Monday, March 4, 2024

Optimizing website speed and memory usage

The web app for the online marketplace I've been maintaining experienced significant slowdowns as the number of products on the site increased. Page load times reached 20 seconds, making the site unusable. Over the past three days, I have used the Chrome browser's built-in Lighthouse tool to analyze the issue and have implemented several optimizations.

I initially aimed to reduce image sizes. On average, WebP format consumes 4x less memory than JPEG for product photos. For PNG images, I've observed file size reductions of up to 100x. In total, converting images to WebP decreased server disk and memory footprint by 7x. This also has a positive effect on client LCP.
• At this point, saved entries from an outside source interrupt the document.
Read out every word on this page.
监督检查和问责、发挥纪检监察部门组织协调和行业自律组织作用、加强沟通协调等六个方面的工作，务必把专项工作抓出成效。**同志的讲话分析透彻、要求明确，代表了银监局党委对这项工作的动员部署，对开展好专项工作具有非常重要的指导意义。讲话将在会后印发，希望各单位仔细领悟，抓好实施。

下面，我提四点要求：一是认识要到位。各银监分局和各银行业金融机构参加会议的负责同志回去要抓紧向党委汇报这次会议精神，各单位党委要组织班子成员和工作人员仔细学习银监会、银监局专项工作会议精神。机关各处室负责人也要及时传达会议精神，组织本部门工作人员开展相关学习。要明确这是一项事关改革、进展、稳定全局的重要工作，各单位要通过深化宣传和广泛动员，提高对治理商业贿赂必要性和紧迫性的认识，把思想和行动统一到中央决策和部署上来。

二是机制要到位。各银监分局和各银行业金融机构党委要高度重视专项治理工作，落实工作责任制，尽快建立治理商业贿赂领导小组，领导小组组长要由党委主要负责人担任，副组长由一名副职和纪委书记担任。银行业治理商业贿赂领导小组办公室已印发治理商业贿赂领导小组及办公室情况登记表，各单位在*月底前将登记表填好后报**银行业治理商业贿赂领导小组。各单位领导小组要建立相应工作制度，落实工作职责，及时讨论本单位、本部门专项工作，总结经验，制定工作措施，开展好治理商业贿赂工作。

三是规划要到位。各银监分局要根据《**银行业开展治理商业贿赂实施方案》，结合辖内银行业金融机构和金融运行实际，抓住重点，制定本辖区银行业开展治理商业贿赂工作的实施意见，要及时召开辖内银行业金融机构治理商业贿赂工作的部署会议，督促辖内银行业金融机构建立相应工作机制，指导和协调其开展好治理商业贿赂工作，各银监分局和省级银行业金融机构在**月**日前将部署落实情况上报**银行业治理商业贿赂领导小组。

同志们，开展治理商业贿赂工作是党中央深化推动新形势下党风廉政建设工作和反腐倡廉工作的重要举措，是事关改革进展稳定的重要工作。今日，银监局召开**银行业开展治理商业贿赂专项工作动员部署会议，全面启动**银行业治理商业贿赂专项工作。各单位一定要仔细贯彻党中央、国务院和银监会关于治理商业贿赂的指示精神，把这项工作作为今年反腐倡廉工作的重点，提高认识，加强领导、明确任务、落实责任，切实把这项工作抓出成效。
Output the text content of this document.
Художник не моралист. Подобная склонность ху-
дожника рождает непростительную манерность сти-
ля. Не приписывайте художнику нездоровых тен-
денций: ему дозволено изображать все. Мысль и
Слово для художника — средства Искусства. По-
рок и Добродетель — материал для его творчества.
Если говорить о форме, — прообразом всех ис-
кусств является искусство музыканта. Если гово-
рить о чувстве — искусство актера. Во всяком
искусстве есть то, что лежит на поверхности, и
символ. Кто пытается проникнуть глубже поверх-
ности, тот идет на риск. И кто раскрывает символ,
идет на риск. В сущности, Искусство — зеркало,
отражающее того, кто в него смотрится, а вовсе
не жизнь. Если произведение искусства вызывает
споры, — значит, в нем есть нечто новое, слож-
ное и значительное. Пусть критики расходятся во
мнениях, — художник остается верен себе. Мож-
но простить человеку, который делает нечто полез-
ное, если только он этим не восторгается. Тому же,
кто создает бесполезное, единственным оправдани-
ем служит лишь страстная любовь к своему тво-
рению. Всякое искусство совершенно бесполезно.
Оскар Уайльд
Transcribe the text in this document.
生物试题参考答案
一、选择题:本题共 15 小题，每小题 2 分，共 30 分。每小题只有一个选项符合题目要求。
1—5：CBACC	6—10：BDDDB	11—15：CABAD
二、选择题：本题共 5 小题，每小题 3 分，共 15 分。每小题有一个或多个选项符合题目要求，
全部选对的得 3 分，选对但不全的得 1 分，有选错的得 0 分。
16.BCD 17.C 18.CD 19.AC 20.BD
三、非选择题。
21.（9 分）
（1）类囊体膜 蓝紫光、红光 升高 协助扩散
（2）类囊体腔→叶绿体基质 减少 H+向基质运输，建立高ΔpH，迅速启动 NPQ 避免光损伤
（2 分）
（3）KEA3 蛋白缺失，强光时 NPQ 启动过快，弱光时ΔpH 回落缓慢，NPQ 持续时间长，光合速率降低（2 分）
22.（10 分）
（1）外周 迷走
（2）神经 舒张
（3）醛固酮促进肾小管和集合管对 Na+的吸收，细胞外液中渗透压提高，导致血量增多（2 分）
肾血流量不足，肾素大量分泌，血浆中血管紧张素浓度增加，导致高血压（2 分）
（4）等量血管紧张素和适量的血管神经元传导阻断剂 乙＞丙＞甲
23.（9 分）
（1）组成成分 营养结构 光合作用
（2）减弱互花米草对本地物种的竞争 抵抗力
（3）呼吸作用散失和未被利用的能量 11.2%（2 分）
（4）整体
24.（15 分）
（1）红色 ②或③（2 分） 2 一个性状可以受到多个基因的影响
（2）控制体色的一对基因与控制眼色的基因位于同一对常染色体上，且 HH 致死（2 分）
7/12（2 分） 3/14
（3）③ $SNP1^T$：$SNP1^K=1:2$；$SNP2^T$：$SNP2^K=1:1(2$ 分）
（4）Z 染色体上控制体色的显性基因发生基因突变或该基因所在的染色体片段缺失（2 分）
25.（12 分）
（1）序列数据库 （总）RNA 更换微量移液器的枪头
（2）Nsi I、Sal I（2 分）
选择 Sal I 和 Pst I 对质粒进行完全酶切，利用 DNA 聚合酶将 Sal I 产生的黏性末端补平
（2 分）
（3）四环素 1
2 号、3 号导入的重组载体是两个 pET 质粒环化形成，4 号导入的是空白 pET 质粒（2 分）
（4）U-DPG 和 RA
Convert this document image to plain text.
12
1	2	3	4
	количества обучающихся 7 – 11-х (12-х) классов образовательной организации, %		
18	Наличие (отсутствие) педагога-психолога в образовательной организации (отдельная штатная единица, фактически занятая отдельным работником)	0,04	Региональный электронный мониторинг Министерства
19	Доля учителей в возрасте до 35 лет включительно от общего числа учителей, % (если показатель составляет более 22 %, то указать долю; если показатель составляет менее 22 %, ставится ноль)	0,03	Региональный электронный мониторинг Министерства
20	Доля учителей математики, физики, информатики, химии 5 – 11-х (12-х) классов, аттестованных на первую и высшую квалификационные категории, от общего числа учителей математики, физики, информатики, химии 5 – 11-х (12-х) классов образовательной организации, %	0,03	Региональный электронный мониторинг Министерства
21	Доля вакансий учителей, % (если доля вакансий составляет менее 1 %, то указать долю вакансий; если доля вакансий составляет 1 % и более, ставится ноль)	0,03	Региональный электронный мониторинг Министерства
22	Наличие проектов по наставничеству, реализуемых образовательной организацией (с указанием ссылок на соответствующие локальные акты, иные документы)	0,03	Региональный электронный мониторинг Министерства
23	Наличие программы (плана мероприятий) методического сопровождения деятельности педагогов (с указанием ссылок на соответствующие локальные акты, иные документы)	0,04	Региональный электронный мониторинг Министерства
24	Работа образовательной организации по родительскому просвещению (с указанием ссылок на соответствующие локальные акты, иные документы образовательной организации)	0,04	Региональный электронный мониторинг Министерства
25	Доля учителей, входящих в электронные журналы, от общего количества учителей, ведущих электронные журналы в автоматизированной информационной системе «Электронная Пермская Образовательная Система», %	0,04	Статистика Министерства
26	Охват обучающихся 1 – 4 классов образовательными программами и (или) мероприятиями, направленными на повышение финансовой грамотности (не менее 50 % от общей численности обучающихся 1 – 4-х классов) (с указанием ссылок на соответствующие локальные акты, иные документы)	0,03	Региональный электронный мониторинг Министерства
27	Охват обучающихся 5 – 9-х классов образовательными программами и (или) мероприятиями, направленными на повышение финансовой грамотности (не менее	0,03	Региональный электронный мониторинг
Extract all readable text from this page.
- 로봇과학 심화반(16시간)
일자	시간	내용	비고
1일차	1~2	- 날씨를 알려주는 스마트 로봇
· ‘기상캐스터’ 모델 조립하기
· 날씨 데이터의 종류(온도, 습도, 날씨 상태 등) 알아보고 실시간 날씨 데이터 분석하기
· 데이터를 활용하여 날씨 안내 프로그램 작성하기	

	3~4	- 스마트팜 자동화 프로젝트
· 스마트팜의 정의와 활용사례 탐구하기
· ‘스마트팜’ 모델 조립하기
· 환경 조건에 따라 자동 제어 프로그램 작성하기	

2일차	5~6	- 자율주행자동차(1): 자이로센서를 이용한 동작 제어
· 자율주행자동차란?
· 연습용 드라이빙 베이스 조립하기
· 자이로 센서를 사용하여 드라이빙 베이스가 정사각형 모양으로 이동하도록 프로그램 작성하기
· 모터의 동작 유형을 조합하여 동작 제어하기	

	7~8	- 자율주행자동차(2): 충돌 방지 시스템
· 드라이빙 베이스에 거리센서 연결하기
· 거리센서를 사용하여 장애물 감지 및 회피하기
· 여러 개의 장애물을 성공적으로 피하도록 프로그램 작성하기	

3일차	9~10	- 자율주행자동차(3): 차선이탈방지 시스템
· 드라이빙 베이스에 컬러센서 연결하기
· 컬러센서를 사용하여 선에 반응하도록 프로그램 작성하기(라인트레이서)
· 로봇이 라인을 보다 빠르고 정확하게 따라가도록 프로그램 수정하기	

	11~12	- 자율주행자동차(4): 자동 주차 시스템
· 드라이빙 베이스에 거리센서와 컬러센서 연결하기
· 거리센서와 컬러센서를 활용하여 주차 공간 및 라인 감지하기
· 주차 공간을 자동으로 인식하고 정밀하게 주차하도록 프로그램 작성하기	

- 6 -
I implemented lazy loading to load only the image data visible on the screen, rather than loading all images at once. Additionally, by using infinite scrolling to load only the HTML text of the visible portion, the initial memory usage for the client-side webpage source text was reduced from 1,386,494 bytes to 57,977 bytes, achieving a 24x reduction. These size optimizations decreased load times from 20 to 13 seconds. Almost all of the remaining 13 seconds was initial server response time.

The most significant improvement in page load speed was achieved by eliminating N+1 query issues (using a loop instead of a single query) in the database queries. In my case, the inefficiency was fetching photos for each product in separate queries within a loop instead of fetching all the necessary photos in one query and then map them to their respective products. This enhancement reduced the initial server response time from 13 seconds to 2 seconds and the site became usable again.

I still have a lot of work to do to apply these techniques to other portions of the code, but at least now I know where to focus.